Sadeq Alamyar was born in 1951 in Afghanistan. He was Commander of the 444th Commando Force, an elite Afghan army, under Hafizullah Amin’s regime.
In April 1978, the People’s Democratic Party of Afghanistan was brought to power by a coup known as the Saur Revolution. This was followed by a civil war between the communist government and Islamist rebels known as Mujahedeen.
On 20 April 1979, Alamyar’s troops are believed to have raided Kerala, the capital of the Kunar province (north-eastern Afghanistan). More than 1’000 boys and men were executed or taken away to be killed, in retaliation for collaborating with anti-government fighters. Alamyar had allegedly fired some of the shots himself. His men used bulldozers to bury the bodies in mass graves. Many of the victims were only wounded and therefore buried alive.

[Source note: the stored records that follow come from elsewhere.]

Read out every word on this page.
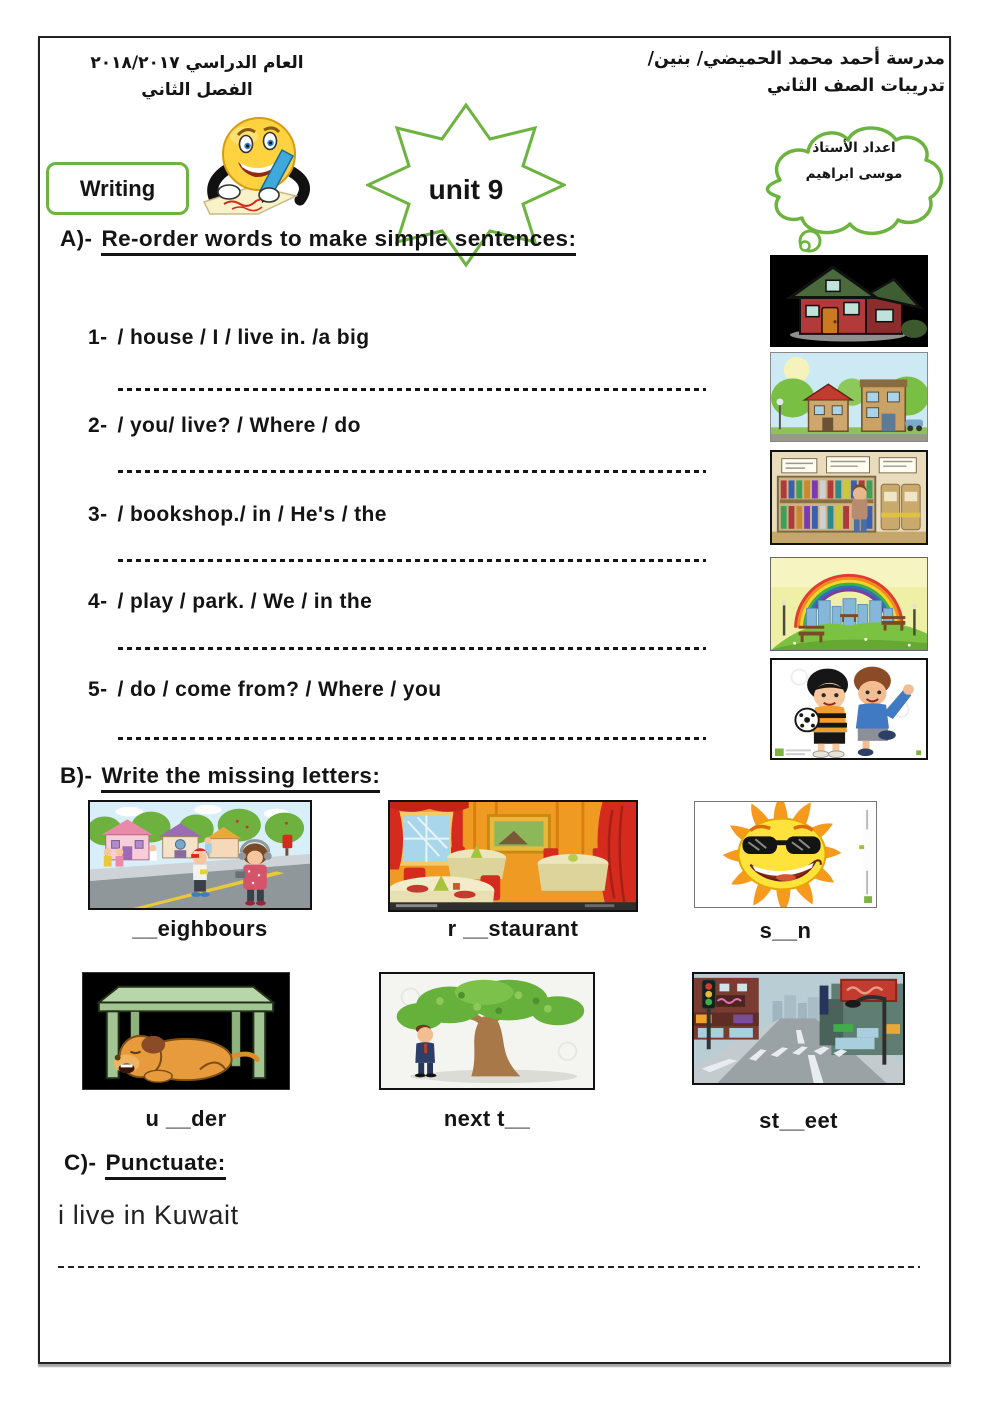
العام الدراسي ٢٠١٨/٢٠١٧
الفصل الثاني
مدرسة أحمد محمد الحميضي/ بنين/
تدريبات الصف الثاني
Writing	unit 9
اعداد الأستاذ
موسى ابراهيم
A)- Re-order words to make simple sentences:
1- / house / I / live in. /a big
2- / you/ live? / Where / do
3- / bookshop./ in / He's / the
4- / play / park. / We / in the
5- / do / come from? / Where / you
B)- Write the missing letters:
__eighbours	r __staurant	s__n
u __der	next t__	st__eet
C)- Punctuate:
i live in Kuwait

The rest of Kerala’s population deserted the village.
In the 1990s, after the collapse of the Afghan communist government and a decade of imprisonment, Alamyar was granted asylum in The Netherlands. He is now a Dutch citizen and a resident of Rotterdam.
Alamyar was arrested 27 October 2015 by the Dutch national police. The case was initiated following a criminal complaint filed in 2008 by relatives of victims. Alamyar is facing charges as a direct perpetrator, since he allegedly shot some of the victims himself. The Dutch prosecutors are accusing him of war crimes allegedly committed in a non-international armed conflict.
In December 2017, the Dutch Office of the Prosecutor dismissed the case against Sadeq Alamyar for lack of convincing evidence.
None of the perpetrators have yet been held accountable for the Kerala massacre, but because The Netherlands have no statutes of limitation for war crimes, it could still happen in the future. Another Kerala suspect, who lives in Norway, can no longer be prosecuted because of the Norwegian statute of limitations.